Latent in the first point about aligning business needs to curricula is the idea of public-private partnerships for R&D, or what I call P3RD. Taken together - fostering innovation skills throughout the education systems, linking industry needs to curricula, and taking an instrumental approach to aligning R&D outputs and input - are all part of taking a managed approach to innovation and outcomes. On the topic of P3RD, NSERC president Suzanne Fortier announced the results of their mid-term evaluation of their partnerships program at the Summit. The news is good: Sixty Percent Increase in Businesses Doing Partnered Research and Innovation with Universities and Colleges, an increase that can be strongly attributed to the success of the College and Community Innovation Program that funds colleges and polytechnics to work with firms on applied research.

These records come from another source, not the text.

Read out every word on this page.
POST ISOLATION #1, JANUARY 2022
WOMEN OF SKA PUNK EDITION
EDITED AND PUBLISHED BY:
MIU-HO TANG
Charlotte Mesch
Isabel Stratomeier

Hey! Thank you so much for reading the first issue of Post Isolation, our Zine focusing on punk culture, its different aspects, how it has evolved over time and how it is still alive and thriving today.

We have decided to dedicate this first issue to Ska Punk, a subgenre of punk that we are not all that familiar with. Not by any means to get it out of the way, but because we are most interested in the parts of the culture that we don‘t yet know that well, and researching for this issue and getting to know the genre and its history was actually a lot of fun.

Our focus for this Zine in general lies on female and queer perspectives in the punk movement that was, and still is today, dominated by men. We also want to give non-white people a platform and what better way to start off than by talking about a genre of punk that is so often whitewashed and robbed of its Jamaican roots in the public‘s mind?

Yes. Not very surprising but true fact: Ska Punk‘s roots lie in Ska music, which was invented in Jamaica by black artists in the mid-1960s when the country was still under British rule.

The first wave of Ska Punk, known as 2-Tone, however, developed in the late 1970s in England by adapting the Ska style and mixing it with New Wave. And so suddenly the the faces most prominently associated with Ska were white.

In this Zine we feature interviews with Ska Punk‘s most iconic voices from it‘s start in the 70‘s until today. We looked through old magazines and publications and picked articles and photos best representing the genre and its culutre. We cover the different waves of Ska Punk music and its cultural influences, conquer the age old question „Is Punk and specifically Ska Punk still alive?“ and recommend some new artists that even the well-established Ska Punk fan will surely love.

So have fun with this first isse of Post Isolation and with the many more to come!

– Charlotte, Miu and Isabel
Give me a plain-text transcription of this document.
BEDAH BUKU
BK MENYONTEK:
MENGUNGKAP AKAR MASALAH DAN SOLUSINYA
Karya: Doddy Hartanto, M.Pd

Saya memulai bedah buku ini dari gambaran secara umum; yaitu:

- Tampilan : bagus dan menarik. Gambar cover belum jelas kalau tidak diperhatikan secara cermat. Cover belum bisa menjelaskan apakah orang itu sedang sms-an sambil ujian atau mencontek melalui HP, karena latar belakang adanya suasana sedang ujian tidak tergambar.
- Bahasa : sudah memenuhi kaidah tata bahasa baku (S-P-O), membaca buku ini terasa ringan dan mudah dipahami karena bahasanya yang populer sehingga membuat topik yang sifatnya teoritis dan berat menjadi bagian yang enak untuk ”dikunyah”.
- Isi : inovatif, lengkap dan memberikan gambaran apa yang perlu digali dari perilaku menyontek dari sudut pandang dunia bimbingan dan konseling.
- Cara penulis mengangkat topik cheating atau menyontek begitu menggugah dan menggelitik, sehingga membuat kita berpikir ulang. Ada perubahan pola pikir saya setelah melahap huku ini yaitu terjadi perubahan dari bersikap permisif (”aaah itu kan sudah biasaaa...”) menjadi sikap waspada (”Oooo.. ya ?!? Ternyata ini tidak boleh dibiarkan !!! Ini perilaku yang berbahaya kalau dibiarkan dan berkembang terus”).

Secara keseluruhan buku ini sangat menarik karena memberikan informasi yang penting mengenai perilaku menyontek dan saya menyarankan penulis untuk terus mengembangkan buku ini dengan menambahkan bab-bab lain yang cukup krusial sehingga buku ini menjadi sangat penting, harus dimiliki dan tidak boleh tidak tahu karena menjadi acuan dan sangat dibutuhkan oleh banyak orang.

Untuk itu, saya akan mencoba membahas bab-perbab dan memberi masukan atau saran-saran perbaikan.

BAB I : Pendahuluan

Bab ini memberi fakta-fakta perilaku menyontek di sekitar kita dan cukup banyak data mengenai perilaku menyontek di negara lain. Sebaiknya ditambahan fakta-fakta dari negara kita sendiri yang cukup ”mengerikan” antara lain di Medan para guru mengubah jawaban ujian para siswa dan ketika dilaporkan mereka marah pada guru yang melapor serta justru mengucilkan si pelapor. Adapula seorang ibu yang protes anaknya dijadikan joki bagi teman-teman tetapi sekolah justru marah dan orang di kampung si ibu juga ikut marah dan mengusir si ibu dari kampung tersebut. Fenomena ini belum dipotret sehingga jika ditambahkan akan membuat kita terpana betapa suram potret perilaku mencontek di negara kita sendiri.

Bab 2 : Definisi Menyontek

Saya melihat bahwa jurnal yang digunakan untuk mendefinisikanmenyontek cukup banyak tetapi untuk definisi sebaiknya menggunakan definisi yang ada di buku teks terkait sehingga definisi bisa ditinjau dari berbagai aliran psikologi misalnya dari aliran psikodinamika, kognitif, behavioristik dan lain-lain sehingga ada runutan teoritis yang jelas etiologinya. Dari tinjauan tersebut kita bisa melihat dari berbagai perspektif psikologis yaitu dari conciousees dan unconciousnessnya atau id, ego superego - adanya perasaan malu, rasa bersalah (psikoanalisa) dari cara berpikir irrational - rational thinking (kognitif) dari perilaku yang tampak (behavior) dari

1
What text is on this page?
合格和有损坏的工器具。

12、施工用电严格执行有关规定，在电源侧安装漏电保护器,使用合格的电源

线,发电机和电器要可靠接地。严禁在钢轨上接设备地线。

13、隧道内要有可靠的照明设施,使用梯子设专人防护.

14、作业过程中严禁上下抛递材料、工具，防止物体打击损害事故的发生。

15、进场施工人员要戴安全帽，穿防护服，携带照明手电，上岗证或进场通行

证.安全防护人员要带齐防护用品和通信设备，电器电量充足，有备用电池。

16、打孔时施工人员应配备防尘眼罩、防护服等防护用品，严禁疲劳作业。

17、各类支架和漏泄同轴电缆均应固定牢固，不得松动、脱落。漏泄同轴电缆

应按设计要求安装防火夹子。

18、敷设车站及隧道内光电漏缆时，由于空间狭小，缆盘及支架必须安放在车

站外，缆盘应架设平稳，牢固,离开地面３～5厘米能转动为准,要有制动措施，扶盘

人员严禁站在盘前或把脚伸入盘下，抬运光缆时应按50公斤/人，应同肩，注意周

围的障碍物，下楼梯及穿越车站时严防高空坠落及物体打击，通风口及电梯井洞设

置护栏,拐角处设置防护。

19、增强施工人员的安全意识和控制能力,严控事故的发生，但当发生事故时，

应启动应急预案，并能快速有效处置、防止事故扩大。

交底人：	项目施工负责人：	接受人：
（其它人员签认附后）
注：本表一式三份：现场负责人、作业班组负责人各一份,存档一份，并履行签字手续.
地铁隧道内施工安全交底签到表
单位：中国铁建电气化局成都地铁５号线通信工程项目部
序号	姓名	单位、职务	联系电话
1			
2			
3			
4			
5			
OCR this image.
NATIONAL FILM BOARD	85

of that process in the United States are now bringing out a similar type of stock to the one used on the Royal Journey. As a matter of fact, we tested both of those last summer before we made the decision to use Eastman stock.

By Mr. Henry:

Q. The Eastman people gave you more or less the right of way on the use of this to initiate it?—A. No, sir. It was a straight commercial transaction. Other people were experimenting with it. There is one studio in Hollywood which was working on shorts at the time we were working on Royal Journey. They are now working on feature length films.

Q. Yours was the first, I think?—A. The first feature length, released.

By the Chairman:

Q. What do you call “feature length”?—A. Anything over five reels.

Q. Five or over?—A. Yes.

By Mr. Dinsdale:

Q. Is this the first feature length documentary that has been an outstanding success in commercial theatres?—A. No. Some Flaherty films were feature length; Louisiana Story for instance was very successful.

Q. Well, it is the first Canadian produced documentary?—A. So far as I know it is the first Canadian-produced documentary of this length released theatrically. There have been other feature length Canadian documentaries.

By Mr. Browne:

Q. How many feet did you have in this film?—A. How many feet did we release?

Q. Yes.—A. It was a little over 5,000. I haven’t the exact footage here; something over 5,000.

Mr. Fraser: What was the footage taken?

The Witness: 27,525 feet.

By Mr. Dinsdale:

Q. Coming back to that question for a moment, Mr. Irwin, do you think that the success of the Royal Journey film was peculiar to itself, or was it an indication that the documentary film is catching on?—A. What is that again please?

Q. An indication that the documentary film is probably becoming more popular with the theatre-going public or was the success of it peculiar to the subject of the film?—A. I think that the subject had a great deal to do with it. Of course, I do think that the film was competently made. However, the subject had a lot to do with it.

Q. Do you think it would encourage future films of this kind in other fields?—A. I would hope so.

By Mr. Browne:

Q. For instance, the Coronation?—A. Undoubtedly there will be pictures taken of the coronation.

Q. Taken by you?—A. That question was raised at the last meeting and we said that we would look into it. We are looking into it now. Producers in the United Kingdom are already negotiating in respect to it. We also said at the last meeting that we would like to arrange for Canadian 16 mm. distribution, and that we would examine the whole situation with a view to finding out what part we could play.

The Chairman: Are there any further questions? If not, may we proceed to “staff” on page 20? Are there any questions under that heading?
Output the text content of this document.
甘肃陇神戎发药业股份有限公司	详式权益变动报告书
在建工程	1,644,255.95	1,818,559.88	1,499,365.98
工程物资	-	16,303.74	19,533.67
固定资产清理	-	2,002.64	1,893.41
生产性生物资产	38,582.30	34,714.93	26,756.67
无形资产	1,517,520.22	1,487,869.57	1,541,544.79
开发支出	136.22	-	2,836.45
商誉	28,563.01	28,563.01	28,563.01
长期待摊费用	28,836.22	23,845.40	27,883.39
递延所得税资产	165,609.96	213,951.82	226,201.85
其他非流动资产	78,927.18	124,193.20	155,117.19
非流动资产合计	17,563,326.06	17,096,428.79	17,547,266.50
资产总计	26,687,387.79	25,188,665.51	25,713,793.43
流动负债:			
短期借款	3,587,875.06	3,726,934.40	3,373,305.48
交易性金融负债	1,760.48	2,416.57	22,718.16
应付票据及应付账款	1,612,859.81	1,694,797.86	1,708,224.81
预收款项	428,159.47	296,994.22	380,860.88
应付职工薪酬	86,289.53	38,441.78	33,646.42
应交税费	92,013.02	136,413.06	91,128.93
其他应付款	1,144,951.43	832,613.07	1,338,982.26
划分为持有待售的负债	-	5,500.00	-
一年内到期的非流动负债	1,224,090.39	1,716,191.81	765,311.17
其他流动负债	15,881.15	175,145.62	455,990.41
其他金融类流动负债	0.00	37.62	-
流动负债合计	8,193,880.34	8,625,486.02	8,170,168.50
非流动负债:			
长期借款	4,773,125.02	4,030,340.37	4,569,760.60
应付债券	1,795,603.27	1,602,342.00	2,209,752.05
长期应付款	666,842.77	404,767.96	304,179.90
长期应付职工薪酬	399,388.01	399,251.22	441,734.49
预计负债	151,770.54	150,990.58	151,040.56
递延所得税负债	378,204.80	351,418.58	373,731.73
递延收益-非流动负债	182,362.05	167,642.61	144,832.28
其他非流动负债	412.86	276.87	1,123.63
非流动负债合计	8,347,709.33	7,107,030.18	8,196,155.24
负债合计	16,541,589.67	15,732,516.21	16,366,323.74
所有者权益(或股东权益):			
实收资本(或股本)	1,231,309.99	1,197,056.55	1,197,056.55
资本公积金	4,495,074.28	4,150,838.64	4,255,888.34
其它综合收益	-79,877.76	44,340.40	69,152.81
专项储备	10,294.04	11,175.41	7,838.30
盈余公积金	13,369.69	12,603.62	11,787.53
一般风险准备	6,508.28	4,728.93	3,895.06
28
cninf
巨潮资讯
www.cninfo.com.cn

The future of innovation is bright when you see the kinds of outcomes associated with applied research we conduct with industry partners. I convened a session at the Summit on How Colleges Support Business Innovation and Commercialization, featuring Carlos Paz-Soldan, president of Tenet Computer Group and a GBC Research partner, and John-Allan Ellingson, a student in our Mechanical Engineering program. Carlos, who also chairs our Innovation Advisory Board, told the audience about Tenet's Pandemic Planning Toolkit for Mobile Devices product that GBC Research worked on, and outlined Tenet's new Green Rack Service (coming soon to a conference near you) that we are now supporting through applied research engagement. Carlos talked about the value of engaging in collaborative applied research as it enabled him to extend his own R&D and commercialization capacity while being a conduit for recruitment of full time and co-op students.

A real highlight for me was our student, John-Allan Ellingson, who spoke about applied research work he is doing on industry partner SOS Customer Service's crane project. The project is being led by Professor Jamie McIntrye of the Centre for Construction and Engineering Technologies, who is also the innovation lead for our Advanced Prototyping Lab. SOS Customer Service Inc. (SOS) is an Ontario SME that specializes in the design, development, sales and services of cranes, hoists, process automation and handling devices. SOS is collaborating with the George Brown College and Jamie McIntryre’s group to design, prototype and test a novel, lightweight and portable crane to lift windows into place for installation during construction of low-rise commercial and residential buildings. SOS has developed an innovative and simple design concept for the prototype. The new crane is expected to have significant advantages over technologies and approaches and has potential to significantly impact the return on investment (ROI) at building worksites. John-Allan is part of the team that is working with SOS to develop, prototype, test and commercialize their innovative design.

John-Allan spoke about the kinds of skills he is learning as a result of this applied research project, and how the project is giving him cumulative experience encompassing not just the engineering skills, but also design skills. This is an important point, as it relates to the need for both STEM and nonSTEM skills, and that innovation literacy and adoptation - the ability to adopt and adapt - demand a combined skillset. Chad Gaffield, President of SSHRC, put this well during another session on partnerships when he said that firms have the opportunity to partner with the whole campus when we engage all relevant fields, from the natural sciences and engineering to the social sciences and humanities. Not every faculty member in every department at universities or colleges wants to or is interested in engaging with firms on innovation challenges. But for those that do there is a lot of value: for the firms, the faculty members, and most of all, the students who, like John-Allan, demonstrate the kinds of innovation skills that will drive Canada's future productivity. Discussion on these important issues such as was enabled by the Business Innovation Summit gives me optimism about our future.